Conservez précieusement l’accusé d’enregistrement électronique délivré par le portail gouvernemental.
Que décide l’Officier du Ministère Public (OMP) après l’envoi de votre contestation ?
Après examen de votre dossier de contestation, le magistrat instructeur dispose légalement de trois options :
- Le classement sans suite pur et simple : l’OMP reconnaît l’irrégularité formelle du procès-verbal et annule l’amende ainsi que le retrait de points (la consignation vous est alors intégralement remboursée sur simple demande).
- Le renvoi devant le Tribunal de Police : vous êtes cité à comparaître (ou jugé par ordonnance pénale) devant le juge de proximité, où vous pourrez faire valoir vos arguments et vos conclusions de nullité à l’audience.

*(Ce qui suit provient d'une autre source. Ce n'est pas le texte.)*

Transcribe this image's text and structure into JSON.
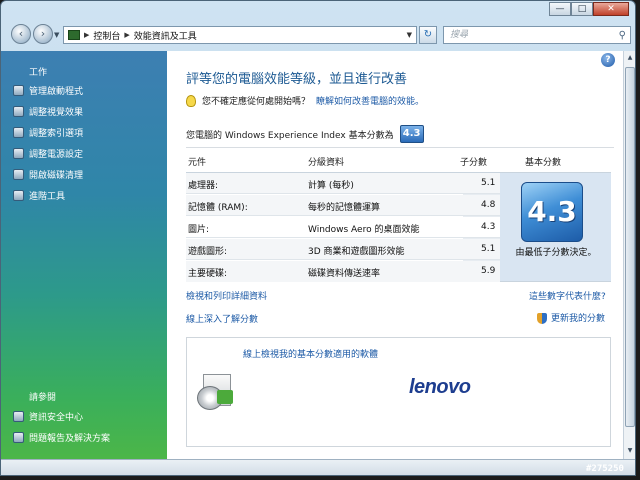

- Le rejet pour irrecevabilité : si le délai de 45 jours est dépassé ou si la consignation requise n’a pas été effectuée dans les temps.
Si l’OMP refuse votre demande sans la transmettre au tribunal, vous êtes en droit de réitérer votre demande de comparution devant la juridiction de jugement.
Foire Aux Questions (FAQ)
📸 Peut-on demander la photo du radar avant de contester le lieu de l’infraction ?
Oui, c’est même vivement recommandé ! Vous pouvez demander gratuitement le cliché du contrôle automatisé sur le site de l’ANTAI. La photo permet de vérifier l’arrière-plan du décor, le panneau de signalisation visible, la position exacte de la cabine radar et le numéro de voie sur laquelle circulait votre véhicule.
⚖️ Que risque-t-on si le juge du tribunal de police rejette la contestation ?
Si le juge estime que l’erreur d’adresse n’entache pas la validité du PV, il peut prononcer une amende légèrement supérieure à l’amende forfaitaire initiale (majorée des frais fixes de procédure judiciaire d’environ 31 euros), assortie du retrait de points légal prévu par le Code de la route.
📬 Peut-on envoyer sa contestation par courrier postal traditionnel ?
Oui, vous pouvez envoyer le formulaire de requête en exonération joint à l’avis de contravention par lettre recommandée avec accusé de réception (LRAR) à l’adresse de l’Officier du Ministère Public indiquée en bas à droite de votre avis, en y joignant l’original de l’avis de contravention.